In an edition aimed at the general reader, the best approach to the arousals is to avoid thrusting them forward as central to the appreciation of the poems – since a modern reader has no hope of appreciating some of them. I translated those arousals that have at least some minimal apparent link to their poem-bodies without comment; in cases like the rough-potato Ode, I added a brief note about the inscrutability of the arousal. That is the best way to help the modern reader to take as much as he can from the poems, without leaving him beating his head against the wall trying to get more.
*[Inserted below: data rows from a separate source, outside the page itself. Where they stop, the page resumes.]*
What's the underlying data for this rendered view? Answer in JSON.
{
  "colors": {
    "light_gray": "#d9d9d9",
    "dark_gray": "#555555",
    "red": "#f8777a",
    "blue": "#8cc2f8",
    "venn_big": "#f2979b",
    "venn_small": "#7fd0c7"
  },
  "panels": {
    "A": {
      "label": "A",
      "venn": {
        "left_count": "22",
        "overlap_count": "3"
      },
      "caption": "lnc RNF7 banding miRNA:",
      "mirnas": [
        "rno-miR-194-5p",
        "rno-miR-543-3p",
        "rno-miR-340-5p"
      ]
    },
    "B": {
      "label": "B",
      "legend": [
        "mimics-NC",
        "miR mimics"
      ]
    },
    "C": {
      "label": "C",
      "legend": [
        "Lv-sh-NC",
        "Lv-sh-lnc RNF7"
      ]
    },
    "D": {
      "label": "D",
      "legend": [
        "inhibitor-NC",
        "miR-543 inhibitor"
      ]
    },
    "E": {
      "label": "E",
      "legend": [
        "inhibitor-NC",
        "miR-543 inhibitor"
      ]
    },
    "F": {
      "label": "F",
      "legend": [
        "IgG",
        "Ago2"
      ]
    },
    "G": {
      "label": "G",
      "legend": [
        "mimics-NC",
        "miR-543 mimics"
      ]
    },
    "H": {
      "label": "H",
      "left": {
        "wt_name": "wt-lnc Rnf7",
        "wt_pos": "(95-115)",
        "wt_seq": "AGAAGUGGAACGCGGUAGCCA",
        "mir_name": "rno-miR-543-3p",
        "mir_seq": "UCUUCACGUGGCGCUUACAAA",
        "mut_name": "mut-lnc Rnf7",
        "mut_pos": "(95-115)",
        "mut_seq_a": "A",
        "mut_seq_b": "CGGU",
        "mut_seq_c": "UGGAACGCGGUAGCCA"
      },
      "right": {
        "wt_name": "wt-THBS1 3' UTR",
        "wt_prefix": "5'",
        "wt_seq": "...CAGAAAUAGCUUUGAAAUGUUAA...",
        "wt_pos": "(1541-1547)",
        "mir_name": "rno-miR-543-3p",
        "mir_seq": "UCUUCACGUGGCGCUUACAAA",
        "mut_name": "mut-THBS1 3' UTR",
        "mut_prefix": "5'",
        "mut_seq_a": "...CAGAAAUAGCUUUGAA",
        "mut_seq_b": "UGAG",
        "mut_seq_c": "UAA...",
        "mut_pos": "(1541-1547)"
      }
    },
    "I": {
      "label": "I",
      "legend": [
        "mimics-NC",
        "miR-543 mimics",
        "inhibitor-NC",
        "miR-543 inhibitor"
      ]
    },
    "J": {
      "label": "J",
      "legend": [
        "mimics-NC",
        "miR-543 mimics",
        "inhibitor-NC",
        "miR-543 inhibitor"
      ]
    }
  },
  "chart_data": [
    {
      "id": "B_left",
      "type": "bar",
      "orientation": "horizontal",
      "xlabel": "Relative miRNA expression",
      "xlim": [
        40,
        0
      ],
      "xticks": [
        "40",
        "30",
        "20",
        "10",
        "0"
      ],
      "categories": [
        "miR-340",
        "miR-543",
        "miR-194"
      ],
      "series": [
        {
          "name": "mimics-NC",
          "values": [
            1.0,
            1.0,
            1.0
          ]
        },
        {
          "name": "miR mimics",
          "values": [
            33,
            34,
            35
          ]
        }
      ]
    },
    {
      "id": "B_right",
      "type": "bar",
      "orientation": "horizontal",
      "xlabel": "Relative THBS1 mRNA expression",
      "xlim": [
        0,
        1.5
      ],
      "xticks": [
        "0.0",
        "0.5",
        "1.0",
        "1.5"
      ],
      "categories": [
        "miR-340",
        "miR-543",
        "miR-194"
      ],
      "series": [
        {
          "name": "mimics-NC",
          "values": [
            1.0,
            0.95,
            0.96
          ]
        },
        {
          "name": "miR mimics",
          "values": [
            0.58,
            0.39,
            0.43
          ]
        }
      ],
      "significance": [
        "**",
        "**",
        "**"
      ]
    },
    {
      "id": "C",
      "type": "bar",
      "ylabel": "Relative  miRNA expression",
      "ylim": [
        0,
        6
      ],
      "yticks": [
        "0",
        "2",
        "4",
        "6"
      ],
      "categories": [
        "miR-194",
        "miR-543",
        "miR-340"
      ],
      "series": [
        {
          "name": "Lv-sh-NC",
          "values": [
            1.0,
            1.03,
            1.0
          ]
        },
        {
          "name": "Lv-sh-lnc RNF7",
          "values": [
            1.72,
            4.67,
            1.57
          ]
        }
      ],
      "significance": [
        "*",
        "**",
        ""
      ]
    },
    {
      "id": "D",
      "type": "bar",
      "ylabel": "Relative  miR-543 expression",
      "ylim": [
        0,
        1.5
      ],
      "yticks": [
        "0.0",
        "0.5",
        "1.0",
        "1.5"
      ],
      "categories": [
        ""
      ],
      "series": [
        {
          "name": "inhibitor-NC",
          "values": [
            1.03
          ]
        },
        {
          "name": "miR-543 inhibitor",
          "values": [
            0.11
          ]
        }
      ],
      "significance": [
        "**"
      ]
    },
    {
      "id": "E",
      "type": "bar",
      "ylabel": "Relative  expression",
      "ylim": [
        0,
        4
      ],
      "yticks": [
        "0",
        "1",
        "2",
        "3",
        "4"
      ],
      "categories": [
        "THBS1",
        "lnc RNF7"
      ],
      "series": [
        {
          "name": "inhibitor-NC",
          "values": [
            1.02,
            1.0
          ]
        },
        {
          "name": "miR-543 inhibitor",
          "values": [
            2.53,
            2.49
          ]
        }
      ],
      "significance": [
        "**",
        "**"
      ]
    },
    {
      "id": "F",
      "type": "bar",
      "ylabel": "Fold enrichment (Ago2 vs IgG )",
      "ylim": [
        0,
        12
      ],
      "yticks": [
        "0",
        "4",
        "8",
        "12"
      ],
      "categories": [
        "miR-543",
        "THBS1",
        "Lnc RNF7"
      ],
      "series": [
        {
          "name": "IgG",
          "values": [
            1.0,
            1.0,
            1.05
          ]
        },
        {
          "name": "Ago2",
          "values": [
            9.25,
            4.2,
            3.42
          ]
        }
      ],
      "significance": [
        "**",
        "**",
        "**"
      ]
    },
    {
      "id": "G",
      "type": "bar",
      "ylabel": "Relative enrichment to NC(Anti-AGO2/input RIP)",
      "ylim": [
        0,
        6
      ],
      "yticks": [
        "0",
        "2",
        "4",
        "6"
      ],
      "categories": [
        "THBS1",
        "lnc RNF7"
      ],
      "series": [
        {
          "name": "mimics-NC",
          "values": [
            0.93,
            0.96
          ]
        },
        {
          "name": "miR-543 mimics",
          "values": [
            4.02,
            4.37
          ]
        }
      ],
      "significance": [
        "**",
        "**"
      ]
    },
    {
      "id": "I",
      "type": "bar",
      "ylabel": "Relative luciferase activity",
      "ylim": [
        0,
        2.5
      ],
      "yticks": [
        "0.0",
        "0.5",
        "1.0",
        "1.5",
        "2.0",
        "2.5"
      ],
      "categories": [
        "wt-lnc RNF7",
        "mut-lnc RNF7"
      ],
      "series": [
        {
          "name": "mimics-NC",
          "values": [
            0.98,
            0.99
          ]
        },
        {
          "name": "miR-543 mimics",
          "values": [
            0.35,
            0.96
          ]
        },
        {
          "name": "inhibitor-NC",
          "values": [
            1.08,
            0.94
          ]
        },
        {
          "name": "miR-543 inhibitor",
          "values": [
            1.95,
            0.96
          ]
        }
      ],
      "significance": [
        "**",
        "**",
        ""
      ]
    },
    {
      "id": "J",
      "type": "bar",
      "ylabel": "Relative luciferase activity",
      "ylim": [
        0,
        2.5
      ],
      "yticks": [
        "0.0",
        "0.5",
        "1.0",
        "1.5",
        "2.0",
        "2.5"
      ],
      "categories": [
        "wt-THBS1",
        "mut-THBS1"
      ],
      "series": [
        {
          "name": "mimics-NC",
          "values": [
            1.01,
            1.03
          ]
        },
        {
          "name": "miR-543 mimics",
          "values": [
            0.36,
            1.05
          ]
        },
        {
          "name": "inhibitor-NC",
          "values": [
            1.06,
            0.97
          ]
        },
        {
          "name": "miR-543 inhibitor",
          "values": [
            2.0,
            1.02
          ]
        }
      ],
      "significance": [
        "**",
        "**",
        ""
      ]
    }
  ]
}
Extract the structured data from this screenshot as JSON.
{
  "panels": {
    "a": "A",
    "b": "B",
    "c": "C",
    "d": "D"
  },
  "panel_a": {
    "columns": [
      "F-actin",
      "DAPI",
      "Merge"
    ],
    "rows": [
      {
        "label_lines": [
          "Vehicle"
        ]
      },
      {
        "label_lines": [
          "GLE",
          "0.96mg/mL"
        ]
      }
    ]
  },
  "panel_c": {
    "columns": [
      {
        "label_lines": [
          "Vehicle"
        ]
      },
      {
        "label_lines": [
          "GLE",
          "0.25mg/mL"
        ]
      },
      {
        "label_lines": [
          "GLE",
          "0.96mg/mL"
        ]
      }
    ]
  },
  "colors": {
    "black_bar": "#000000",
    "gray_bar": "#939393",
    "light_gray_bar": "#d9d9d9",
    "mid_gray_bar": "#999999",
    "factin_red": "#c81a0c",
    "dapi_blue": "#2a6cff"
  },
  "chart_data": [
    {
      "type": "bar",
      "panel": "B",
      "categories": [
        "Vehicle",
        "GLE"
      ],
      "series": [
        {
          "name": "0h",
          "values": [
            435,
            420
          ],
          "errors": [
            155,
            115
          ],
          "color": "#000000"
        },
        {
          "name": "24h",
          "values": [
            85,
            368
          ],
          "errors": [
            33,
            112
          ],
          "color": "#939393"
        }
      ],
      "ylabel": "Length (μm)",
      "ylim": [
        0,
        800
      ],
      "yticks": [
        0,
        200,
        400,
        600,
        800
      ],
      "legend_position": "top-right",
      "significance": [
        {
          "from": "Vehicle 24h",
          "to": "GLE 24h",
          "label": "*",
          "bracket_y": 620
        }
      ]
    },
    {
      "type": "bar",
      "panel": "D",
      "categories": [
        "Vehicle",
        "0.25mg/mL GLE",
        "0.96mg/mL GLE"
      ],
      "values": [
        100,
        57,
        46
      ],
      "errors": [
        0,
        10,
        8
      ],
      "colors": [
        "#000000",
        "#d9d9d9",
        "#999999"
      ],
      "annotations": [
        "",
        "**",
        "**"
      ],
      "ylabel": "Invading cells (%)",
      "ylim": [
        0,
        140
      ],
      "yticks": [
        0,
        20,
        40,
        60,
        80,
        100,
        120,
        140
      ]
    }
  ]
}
I worked on my volume of Odes translations with a specific goal in mind: to do something, even if it could be only a little, to encourage more of our contemporaries to take an interest in pre-modern China. We are living in an age crippled by cultural parochialism. Economic globalization has spread Western styles of life across the planet, and many people’s perception of the world is nowadays mediated entirely by television and the internet, technologies that were invented the day before yesterday. Leaders of our society in the 1950s would have felt ashamed not to possess a working knowledge of life in ancient Rome and Greece; their successors today often seem to have only a cartoonish conception of life in the 1950s. As a result, people who should know better take it absolutely for granted that the political and social arrangements which happen to be the norm at the beginning of the 21st century are the only arrangements which could be taken seriously ever, anywhere.
No task for academics is more urgent than to dispel that illusion. If some aspects of our society are superior to alternatives (as I think they are), we should believe that on the basis of comparison, not ignorance. Unless we are aware of how diversely human beings are capable of organizing their affairs, we shall not be sensitive to cases where our own society develops in undesirable directions.
For raising consciousness about the potential diversity of human societies, there is no study better than that of China before its encounter with the West in the 19th century. China was by far the greatest civilization to have developed independently of Europe – together with its daughter cultures (such as Japan) the only one, I suspect, whose leaders would not appear to us as children if we could meet and talk to them today. We would do ourselves a favour if we could induce more of our population to become interested in traditional China. The love songs in the Book of Odes struck me as one possible lure that might help to attract a few more Westerners towards Chinese studies.
But any such lure must be offered to people where they are. If sinological knowledge is to be revealed only to those who are willing to grapple with all the complexities of millennia of sinological scholarship, then one has lost in advance. The audience will shrug and return to its comfort zone.
The Odes are essentially simple songs that emerged from an unsophisticated society in the dawn of Chinese history, which have since been encrusted with thousands of years’ worth of commentary and interpretation. If I had produced a translation which gave full weight to these encrustations (even supposing I were capable of that), then it might have been read by a few professional sinologists – but what would that achieve? Society does not pay academics in order for them to indulge solely in discourse within private coteries of fellow enthusiasts. Exchanges among experts are needed for learning to thrive and deepen; but unless learning sometimes leads to products in which non-experts can find value, society has thrown its money away.
I don’t believe Chinese studies ought to be a private party.